Empathy. The term has been used quite a bit in recent years, but in 2016, it seemed to take on a particular weight.
There were those who outlined its limits, and others who found there wasn’t enough of it. This year, Michigan State published what it claimed was a first-of-its-kind study ranking nations by empathy. (In case you’re wondering, the United States came in seventh.)
This marks yet another year news organizations spent investing in and growing their empathy muscle by way of incorporating the creative problem-solving process known as design thinking. The push to better know their audiences and be more inclusive of their views and experiences has been underway for quite some time now.
As I approach the end of the year, however, empathy hasn’t felt complete. It falls short as a term to describe the type of connection news organizations will be called on to make with readers, viewers, and listeners in 2017.
Don’t get me wrong: I’m not saying that empathy will be set aside. In fact, I’m predicting quite the opposite: I believe that news organizations’ understanding and use of empathy will grow and mature in the coming year. Rather than merely work towards empathy with journalism consumers to create better products in the short term, news organizations will better network those connections to form greater community among their audience members.
A move from empathy to community may seem regressive. After all, wasn’t community the news industry buzzword of the last decade or more? Did it ever even go away? It was the dream of comments section moderators everywhere: If only we could get people to stop screaming past one another and build greater community…
The scenario is different today, however. We’re seeing people on both the editorial and business side of news organizations be aware that thinking like a designer is not merely the realm of the design department, and that executing on this way of thinking can be powerful and unique to each team. Empathy is now a tool anyone and everyone in the newsroom can and should be able to use.
That said, establishing an empathic connection with a reader, viewer, listener, or contributor is much easier to say than to do, and I fear much more is being said about empathy than is being done.
It’s not enough to run out and ask some quick “whys” and “how’d that make you feels” to a few users and then run back to use what they tell you. A deeper, more persistent connection is and has always been necessary. It’s even more necessary now as calls become louder for greater news literacy and facts become frighteningly fungible. What good is empathy for news organizations if not in service to the lasting connections that form community?
I recently finished Courtney Martin’s latest book, The New Better Off, the message of which she sums up in a simple phrase: “Community is everything.” The book is a tour through the big questions around success, achievement, work, family, and, yes, community that I have often found myself asking and heard from peers.
I was in the middle of the book as the election results rolled in and the conversation around journalism and media turned reflective. There were calls for greater connection across lines of difference and claims thrown around that journalists had lost touch — even as I was witnessing how diligently many were working to connect. That was when I realized how and why empathy could evolve in the coming year.

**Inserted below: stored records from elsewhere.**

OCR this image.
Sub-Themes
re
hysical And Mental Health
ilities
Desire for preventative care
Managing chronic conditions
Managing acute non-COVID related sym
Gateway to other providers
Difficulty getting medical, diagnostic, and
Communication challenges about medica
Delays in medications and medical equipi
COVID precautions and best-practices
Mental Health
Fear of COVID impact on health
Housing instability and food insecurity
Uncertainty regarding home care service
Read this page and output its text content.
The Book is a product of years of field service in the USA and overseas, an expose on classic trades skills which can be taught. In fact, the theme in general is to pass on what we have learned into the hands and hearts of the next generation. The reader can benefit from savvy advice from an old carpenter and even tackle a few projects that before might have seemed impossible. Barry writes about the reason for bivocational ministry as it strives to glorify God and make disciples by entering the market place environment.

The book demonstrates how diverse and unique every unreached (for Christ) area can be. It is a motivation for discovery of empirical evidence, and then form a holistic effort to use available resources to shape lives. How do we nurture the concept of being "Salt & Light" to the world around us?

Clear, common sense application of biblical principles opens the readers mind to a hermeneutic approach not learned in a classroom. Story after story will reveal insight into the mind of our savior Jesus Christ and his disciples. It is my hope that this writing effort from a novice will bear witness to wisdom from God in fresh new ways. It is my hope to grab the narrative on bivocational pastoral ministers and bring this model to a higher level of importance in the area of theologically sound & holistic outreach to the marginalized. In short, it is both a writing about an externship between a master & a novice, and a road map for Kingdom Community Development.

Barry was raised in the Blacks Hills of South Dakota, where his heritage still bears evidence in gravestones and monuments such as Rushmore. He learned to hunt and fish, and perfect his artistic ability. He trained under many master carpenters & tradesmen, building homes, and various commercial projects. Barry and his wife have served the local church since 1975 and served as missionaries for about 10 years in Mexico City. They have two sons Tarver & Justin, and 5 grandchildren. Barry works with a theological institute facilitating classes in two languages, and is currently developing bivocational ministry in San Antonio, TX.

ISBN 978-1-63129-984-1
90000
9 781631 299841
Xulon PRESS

I was further inspired by the Stanford d.school’s director of teaching and learning Carissa Carter, who outlined the institute’s approach to teaching design thinking. Beyond merely addressing design thinking as a process of five stages (including empathizing), she presented how the d.school endeavors to teach their students eight abilities, including learning from others and moving between concrete and abstract.
In 2017, I see news organizations making a similar evolution from formula to ability. I see them incorporating empathy into their day-to-day work across the newsroom in order to form a more lasting interconnectedness as well as a set of shared goals and expectations with and among their audiences. Empathy may help discover unmet needs in the short term, but community will allow news organizations to scale solutions and build greater trust in the long term.
For example, empathy with a few readers may help unearth a need for more shortform stories, or a new app dedicated to fashion coverage. Community is built on a number of those types of connections, each one going deeper than the last. It allows organizations to place new products into a stronger web of connection between the organization and the audience.
Where empathy implies a more finite engagement, community implies one that is ongoing. So, as newsrooms continue to grow in their learning and application of design thinking, I predict they will build on their empathic connections with their audience for the purposes of product and experience to form broader, stronger and more robust communities.
Here’s to 2017, the year of empathy in service to community and, ultimately, greater trust and understanding.
Emi Kolawole is founder and CEO of Dexign LLC.